Current S$6.24
Target S$5.93
Previous Target S$8.14
Up/downside -5.05%
A long-drawn recession is SGX’s bane. Although SGX benefits from current volatility, volumes suffer in a protracted recession when market interest peters out. Current share price have factored in that anticipated market lethargy though. We maintain our Neutral call, albeit with a lower DDM-based target price (r: 9.5%, g: 3.5%). Being overly bearish at this stage assumes REACH and derivatives initiatives will fail – too bearish. We cut FY12-14 ADT assumptions by 16-18% and earnings fall 12-14%. We would be convicted buyers at 16x CY13 P/E, or S$4.67.
Potential beneficiary of near-term volatility Securities and derivatives clearing form 65% of revenues. Trading volumes tend to pick up in times of volatility.
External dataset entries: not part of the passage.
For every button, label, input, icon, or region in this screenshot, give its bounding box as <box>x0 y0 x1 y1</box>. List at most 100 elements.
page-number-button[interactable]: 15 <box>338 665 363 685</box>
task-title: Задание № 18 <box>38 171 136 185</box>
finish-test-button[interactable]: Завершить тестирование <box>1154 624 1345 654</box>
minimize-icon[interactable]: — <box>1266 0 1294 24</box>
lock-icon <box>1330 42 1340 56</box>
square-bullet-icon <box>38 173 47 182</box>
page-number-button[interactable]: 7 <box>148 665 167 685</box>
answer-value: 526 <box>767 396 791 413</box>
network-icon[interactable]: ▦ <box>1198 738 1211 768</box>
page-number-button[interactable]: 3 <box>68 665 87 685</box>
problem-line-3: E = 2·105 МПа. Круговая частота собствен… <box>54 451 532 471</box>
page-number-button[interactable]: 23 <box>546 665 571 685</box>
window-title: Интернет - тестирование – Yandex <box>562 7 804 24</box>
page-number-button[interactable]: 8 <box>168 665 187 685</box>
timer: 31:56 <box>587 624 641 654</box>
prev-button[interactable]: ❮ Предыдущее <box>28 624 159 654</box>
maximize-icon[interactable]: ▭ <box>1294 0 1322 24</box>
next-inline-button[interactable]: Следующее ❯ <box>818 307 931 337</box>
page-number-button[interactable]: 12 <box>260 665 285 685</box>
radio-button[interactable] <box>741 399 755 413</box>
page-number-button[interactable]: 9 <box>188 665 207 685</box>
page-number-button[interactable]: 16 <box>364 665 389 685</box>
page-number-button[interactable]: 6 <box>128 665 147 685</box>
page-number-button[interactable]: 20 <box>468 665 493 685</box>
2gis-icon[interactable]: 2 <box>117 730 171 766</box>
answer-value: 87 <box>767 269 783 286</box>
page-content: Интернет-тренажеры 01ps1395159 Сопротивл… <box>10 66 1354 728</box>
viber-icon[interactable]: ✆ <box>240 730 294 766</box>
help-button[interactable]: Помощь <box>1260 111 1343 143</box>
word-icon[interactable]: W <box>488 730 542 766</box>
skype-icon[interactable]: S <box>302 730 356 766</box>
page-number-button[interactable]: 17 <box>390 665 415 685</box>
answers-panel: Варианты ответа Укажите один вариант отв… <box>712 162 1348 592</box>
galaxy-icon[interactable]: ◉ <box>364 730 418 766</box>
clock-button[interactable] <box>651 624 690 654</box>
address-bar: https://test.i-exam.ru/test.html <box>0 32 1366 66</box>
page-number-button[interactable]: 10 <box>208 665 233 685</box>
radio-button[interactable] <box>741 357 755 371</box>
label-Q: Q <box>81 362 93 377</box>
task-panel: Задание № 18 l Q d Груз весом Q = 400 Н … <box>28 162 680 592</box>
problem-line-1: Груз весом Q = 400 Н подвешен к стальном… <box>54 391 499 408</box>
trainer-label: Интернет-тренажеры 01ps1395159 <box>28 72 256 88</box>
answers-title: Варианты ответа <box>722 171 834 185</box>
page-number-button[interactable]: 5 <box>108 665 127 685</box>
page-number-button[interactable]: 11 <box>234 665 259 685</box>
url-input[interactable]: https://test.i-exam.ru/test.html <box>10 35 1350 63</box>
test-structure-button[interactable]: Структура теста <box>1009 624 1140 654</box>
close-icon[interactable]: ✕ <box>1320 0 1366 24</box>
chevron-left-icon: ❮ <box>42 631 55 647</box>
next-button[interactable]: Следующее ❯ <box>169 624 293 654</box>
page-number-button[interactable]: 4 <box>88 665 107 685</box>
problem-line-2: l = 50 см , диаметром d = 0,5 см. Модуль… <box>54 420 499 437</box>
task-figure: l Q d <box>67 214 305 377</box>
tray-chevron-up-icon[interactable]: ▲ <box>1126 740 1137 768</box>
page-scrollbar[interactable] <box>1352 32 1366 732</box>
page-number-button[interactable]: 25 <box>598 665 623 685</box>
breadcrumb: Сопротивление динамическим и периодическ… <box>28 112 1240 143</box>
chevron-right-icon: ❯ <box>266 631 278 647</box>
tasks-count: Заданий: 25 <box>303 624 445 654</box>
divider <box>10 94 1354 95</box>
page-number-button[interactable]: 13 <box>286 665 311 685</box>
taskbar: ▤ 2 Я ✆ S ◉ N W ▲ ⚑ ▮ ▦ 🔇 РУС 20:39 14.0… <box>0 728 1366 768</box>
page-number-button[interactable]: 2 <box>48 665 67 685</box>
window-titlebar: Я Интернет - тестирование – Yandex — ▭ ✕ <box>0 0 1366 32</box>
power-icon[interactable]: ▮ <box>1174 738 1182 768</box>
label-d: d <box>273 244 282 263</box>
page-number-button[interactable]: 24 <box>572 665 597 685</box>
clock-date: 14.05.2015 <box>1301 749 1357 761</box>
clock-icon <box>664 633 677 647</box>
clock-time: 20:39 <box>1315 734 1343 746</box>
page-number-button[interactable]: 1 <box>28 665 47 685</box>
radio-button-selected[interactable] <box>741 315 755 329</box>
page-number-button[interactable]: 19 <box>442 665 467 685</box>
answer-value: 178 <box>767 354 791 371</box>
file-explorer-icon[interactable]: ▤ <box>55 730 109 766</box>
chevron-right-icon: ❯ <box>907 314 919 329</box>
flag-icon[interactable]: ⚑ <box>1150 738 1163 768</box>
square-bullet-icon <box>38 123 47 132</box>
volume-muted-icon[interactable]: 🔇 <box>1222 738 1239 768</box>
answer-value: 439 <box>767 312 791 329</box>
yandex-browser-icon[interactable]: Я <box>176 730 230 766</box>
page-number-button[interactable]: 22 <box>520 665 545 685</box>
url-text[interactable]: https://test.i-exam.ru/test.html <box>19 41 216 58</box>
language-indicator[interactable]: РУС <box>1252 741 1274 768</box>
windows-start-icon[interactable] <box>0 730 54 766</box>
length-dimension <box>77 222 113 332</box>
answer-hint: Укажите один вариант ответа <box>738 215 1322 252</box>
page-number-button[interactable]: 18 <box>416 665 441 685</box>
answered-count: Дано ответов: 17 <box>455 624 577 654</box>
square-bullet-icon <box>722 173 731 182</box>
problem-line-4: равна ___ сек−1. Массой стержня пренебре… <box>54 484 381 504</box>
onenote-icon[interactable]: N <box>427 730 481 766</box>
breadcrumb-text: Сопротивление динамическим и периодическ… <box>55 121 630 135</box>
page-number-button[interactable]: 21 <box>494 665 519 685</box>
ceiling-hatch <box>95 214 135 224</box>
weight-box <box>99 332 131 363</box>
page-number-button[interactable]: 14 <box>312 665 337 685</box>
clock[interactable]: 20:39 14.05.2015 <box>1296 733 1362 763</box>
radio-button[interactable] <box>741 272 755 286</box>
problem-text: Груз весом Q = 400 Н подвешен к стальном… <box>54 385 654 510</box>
Whilst equity markets crashed in 3Q, SGX 1Q12 ADT is up 9% qoq while derivative volumes are up 18% qoq. 1Q12 results is certainly no reason to sell the stock.
Mid-term pain from anemic trading volumes However, as the dust settles on the market, volatility dissipates and trading volumes dry up. In 2008-09, turnover velocity was at 70-90% in the initial months of the sell-off but slowed to 50% by Dec-08. We believe the same could happen. Potentially weak earnings in coming quarters should be expected, though to a certain extent, this is reflected in share price now.
New initiatives in place for longer-term growth Since his appointment in 2009, CEO Magnus Bocker has introduced various new initiatives to take SGX to the next level. SGX now boasts of the world’s fastest trading engine. It has also introduced new products and services and had some success in wooing international listings. We recognise these initiatives as management’s efforts to improve market breadth. As long as the listing pie grows and new participants (from REACH) come on-board, the structural limits to revenue continue to be pushed out.
Valuations are reasonable, but downside risks remain From its peak six months ago, SGX has shed 26%. Now, it trades at 21x CY13 P/E (after earnings cut), in line with its historical forward average. Against trough valuations, SGX is still 46% higher. We would be convicted buyers at 16x CY13 P/E, or S$4.67, a 13% premium from its 14.2x trough multiple.